I bought this book based solely upon its appearance as a cheap, sexy romance novel that promised tawdry but titillating writing. "It'll probably be bad, but I'll have a larf," I thought to myself.
Instead, the first 120 pages or so won me over with fast-paced, stylish writing that had the feeling of an authentic knowledge of the New Orleans culture it was depicting. The chapters flew by, and I found myself intrigued by the strange mythos of a world of voodoo practitioners intertwined with a secret league of werewolves.
But then the 'newly flowering werewolf' of the story got introduced to what I could only think of as 'Professor X's home for gifted werewolves', and everything took a sharp downhill, beginning immediately with the apparent presentation of the local werewolves' favorite activity being to nightly roast the universal classic 'the wolfman'.
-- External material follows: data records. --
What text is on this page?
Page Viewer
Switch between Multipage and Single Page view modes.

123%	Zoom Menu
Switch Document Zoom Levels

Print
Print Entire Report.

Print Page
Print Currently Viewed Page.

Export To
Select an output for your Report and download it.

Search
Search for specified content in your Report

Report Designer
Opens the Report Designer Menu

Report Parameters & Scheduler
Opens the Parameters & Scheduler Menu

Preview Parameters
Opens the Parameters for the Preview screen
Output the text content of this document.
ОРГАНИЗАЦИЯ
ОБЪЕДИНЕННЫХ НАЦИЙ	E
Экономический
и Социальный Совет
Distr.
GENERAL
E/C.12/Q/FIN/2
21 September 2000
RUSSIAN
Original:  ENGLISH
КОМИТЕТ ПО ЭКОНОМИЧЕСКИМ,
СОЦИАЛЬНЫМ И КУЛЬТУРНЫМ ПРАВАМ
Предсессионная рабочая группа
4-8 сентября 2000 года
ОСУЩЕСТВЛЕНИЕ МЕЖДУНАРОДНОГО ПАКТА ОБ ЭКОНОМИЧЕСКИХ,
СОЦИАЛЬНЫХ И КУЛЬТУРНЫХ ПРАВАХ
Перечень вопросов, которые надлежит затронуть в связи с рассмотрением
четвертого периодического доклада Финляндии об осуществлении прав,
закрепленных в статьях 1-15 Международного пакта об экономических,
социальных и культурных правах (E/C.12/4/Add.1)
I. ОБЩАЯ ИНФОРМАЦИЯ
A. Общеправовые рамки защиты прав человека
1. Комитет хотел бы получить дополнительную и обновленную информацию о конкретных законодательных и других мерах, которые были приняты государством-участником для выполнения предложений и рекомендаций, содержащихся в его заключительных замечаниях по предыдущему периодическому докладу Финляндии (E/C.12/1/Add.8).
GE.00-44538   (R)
From here it becomes page after page of tedious exposition about how lovely and wonderful werewolf culture is; how it's just so much sexier, so much better, how muggles love to be around werewolves because werewolves are just so cotton pickin' cool, how they're practically immortal and talented and lovely etc etc etc. It was nearly enough to bury the very strange confession that these werewolves just love murder, a past-time they try their best to limit to 'bad people', but hey, they don't sweat it if they've had a rough day and need to work out some frustrations by eating a couple of innocent tourists. It's an admission that bizarrely gets no reaction from our lead heroine the first few times it's brought up, until finally it seems to sink in that being a werewolf just might mean occasionally killing some people who don't deserve it, to which she responds with all the distressed pondering of someone deciding whether or not to sign up for yoga or kickboxing.
It was a strange moralistic viewpoint I just couldn't get over, considering that 'good vs evil' seemed to be a central conflict of the story, the 'good' voodoo queen opposing the 'evil' voodoo king, and the two great werewolf patriarchs of old that promote reckless slaughter and the just killing of the guilty.
Add to this a slowly growing flavor of gary-stuisms, as every character has heaps of things to say about how brilliant particular characters are, how they're fabulous and wonderful and sexy and (etc etc etc), and in the end I couldn't finish this book quick enough - not, unfortunately for the thrill of seeing how it ended, but just to be done so I could move on to the next title in my list of 'to read's.
It's a pleasure to criticize some books and point out their many flaws, but in this case it's with disappointment that I do so. If the second half could have only delivered on the setup and momentum it began with, I would have found myself racing out to the book-store to look for the other titles in this series.